Kieran Hebden, Steve Reid and Mats Gustafsson all have amassed deep and varied catalogs. As Four Tet, Hebden draws deeply from the worlds of jazz, electronica and experimental rock. And his five-year musical partnership with Reid — who, before dying last year, had backed the likes of Miles Davis and James Brown — was a product of the same scholarship. Their collaborations were promising (and Reid wasn't too proud to compare it to the partnership of Miles Davis and John Coltrane). But on this recording — an 83-minute set recorded live in London at free-jazz pioneer Ornette Coleman's 2009 Meltdown Festival — the X-factor is saxophonist Gustafsson, who has worked with esteemed avant-gardists like Peter Brötzmann and Sonic Youth.
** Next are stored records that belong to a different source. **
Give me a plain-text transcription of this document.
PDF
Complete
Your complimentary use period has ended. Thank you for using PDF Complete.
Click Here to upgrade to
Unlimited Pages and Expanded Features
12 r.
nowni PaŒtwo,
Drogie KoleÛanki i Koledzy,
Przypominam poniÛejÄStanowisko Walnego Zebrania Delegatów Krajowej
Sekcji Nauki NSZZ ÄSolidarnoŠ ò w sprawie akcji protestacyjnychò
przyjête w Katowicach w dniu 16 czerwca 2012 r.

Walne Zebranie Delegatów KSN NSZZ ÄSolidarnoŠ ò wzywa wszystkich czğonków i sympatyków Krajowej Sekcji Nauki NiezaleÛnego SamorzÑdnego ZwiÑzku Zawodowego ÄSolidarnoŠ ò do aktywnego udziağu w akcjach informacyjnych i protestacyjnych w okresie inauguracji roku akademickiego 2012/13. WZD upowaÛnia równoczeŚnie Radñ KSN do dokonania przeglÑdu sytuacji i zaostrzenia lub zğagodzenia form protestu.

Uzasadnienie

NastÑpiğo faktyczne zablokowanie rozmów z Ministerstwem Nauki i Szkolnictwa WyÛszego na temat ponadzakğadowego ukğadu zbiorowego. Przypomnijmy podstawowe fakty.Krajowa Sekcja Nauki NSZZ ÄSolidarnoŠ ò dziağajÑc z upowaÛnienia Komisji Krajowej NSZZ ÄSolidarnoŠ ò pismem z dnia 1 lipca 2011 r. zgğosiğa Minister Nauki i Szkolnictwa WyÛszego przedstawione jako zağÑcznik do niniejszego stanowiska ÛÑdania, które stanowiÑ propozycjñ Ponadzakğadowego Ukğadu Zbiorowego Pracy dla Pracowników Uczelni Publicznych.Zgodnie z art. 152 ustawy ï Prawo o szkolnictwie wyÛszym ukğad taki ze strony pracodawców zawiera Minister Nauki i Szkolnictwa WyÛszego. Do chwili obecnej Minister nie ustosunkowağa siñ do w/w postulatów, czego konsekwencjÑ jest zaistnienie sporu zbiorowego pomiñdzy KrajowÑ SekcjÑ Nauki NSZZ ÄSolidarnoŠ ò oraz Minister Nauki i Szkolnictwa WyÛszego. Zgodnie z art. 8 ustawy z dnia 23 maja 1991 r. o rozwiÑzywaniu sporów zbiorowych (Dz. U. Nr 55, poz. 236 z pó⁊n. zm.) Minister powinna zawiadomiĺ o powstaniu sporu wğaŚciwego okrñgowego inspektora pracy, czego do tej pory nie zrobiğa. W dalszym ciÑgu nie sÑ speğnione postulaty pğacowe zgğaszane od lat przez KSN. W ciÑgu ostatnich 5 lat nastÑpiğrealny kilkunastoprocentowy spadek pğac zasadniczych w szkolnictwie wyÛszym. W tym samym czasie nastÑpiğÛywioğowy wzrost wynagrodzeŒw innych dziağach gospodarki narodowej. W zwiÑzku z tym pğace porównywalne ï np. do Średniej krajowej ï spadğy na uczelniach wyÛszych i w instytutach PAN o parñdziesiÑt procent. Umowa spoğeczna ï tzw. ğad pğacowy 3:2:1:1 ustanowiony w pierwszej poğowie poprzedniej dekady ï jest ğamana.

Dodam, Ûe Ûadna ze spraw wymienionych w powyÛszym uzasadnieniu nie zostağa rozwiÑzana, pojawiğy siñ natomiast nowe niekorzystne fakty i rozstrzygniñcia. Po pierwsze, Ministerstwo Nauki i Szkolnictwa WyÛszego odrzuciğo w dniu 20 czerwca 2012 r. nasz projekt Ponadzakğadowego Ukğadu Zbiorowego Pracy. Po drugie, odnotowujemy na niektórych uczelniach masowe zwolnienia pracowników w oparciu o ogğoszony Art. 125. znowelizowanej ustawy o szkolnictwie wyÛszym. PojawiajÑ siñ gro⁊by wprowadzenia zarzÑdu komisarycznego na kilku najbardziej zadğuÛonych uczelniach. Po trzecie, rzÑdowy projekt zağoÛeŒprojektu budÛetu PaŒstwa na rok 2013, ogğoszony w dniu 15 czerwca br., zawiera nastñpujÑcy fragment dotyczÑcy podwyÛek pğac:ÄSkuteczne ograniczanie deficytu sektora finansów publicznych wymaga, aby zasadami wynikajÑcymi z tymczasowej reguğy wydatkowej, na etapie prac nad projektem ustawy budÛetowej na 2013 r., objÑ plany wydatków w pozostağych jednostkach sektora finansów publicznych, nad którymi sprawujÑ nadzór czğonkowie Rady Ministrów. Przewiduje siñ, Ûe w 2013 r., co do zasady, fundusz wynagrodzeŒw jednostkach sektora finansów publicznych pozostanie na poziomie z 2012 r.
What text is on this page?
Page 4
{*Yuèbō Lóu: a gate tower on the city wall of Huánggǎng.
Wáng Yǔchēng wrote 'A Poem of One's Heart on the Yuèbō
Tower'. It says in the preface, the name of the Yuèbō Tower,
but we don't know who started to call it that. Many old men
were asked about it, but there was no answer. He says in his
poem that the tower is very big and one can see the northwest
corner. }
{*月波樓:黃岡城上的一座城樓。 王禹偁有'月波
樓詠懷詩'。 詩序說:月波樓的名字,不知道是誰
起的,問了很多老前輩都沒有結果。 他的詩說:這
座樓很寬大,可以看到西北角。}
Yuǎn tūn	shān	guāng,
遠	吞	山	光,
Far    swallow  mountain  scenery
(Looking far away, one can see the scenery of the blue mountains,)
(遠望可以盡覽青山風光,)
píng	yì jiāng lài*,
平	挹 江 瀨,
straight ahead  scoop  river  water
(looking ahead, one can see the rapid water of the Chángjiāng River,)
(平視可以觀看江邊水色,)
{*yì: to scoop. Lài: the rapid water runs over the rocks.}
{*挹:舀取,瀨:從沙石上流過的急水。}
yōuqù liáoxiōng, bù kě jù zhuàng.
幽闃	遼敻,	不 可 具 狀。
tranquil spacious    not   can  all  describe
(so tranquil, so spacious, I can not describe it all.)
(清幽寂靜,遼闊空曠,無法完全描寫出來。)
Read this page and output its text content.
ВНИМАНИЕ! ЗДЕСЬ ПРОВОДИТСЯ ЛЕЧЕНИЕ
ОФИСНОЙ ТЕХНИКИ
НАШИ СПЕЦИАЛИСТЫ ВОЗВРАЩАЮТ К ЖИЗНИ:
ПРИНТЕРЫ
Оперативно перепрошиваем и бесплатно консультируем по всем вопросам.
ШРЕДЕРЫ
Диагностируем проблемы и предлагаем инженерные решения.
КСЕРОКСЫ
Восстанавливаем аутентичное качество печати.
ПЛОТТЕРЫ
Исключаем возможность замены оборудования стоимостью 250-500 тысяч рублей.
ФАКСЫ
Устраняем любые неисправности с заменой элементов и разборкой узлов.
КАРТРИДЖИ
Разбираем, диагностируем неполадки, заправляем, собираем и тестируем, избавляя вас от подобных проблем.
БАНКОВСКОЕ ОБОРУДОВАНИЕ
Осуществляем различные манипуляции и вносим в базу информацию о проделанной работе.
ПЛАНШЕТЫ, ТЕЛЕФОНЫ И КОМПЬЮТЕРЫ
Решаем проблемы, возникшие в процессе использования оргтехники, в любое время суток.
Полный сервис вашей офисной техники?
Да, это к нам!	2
On "Lyman Place," for example, Gustafsson honks and squeals impassioned punctuations over the fluid electronic funk Hebden and Reid provide as foundation. Here, the trio builds momentum like a jet hurtling down a runway, Gustafsson's brash interjections whipping his bandmates into increasingly thrilling crescendos.
But Gustafsson's pyrotechnics never overwhelm the trio. Hebden's electronic glow levels the proceedings, adding a sense of structure. And as an anchor between Gustaffson's free-form impulse and Hebden's more structured one, Reid draws on his experiences in jazz and pop for a noteworthy late-career statement. For proof, look no further than the driving post-rock of "25th Street." Live At The South Bank succeeds because of its ability to bridge the structure of electronic pop and post-rock with improvisational jazz and noise — without feeling like a rote exercise.